######Python classes for creating, training and testing 3D convolutional neural networks.

The convolutional neural networks generated by CNN() are purely convolutional, no pooling, dropout, or regression. It can be of any depth or width with any size of convolutional filters, provided the user's machine has the memory for exceptionally large networks. The networks are intended to produce affinity graphs indicating the probability that adjacent pixels are part of the same object. These affinity graphs can then be connected via a connected-components algorith to produce a segmented image.

All user-definable parameters for building, training, and testing a network are defined in network.cfg. Parameters defining the structure of the network are listed under the [Network] section.

[Network]
activation = relu
cost_func = MSE
load_weights = True
weights_folder = test/weights/

num_layers = 5
num_filters = 6
filter_size = 5

Current options for activation functions include * relu for Rectified Linear Units * tanh for Hyperbolic Tangent * sig for Sigmoid

Current options for cost functions include MSE and binary crossentropy.

If load_weights is True, then it does not matter what the last three parameters are set to. CNN will determine the structure of the network based on the format of the weight files.

Parameters defining the training regiment for the network are listed under the [Training] section. By default, all training is done stochastically.

[Training]
use_malis = True
chunk_size = 10
learning_method = RMSprop
learning_rate = 1e-05
beta1 = 0.9
beta2 = 0.9
damping = 1.0e-8
batch_size = 100
num_epochs = 10
early_stop = False
trainer_folder = trainer/
log_folder =  
log_interval = 100
print_updates = True

Current options for learning methods include

• standardSGD with a constant learning rate (default)
• RMSprop - beta2 is the decay factor
• ADAM - beta2 is the decay for the variance term (as with RMSprop) beta1 is the decay for the momentum term

Epoch size is defined to be approximately the entire training set and is, thus, not directly configurable.

Setting the early_stop flag allows the trainer to automatically stop when the cost stops decreasing.

If a trainer folder (created by a previous training period) is available, the training can be restarted without any discontinuity.

A network from the networks/ folder, such as testnet can be trained directly by calling:

python train -n testnet

A network can also be defined in any properly formated config file and trained using the -c flag:

python train -c /path/to/mynetwork.cfg

MALIS is treated as training with the rand Index as a cost function.
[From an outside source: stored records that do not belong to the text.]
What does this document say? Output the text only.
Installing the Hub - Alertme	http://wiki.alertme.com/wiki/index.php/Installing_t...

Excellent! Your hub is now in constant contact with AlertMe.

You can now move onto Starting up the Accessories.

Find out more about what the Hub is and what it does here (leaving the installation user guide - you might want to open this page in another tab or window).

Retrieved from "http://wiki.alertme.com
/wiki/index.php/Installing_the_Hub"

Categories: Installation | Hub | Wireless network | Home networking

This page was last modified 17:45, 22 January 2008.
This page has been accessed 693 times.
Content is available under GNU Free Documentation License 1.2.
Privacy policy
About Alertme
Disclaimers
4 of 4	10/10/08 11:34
Thus, it can be enabled by setting the cost_func variable in the trainer to 'rand'. Other cost function options include the Mean-Square Error ('MSE') and the binary crossentropy function ('class', since it is generally used for binary classification).

For more information about the rand Index and MALIS training, see this paper.

Predictions can be made on the test data referenced in [Testing Data] in the network config file with the following command

python predict -n testnet

for networks from the networks/ folder.

Alternatively, any network defined by properly formated config file can be used to make predictions on the [Testing Data].

python predict -c /path/to/mynetwork.cfg

The name of the file containing the prediction, as well as the folder it is stored in, are defined in the [Predicting] section of the config file. The prediction is automatically stored as a hdf5 file.

If a groundtruth affinity graph and corresponding segmentation is available (and provided in the config), the predicted affinity graph can be tested against the groundtruth by calling the test script.

python test -n testnet

The results of the test are stored in errors_new.mat and a plot of those results in errors_new.png.

The results of training and testing a network can be viewed for single network or for multiple networks simultaneously by calling ShowResults from the Ipython console.

from showresults import ShowResults
res = ShowResults(network='conv-8.25.5')
res.learning('MSE', 10)
res.performance()
res.display('conv-8.25.5')

• ShowResults.learning() displays the learning curve associated with the specified cost function (if it exists). It can also average over in intervals the designated number of values across to produce a smoother plot.
• ShowResults.performance() displays the performance metrics measured by the test script.
• ShowResults.display() shows the predicted affinity graph along side the raw image and target affinities.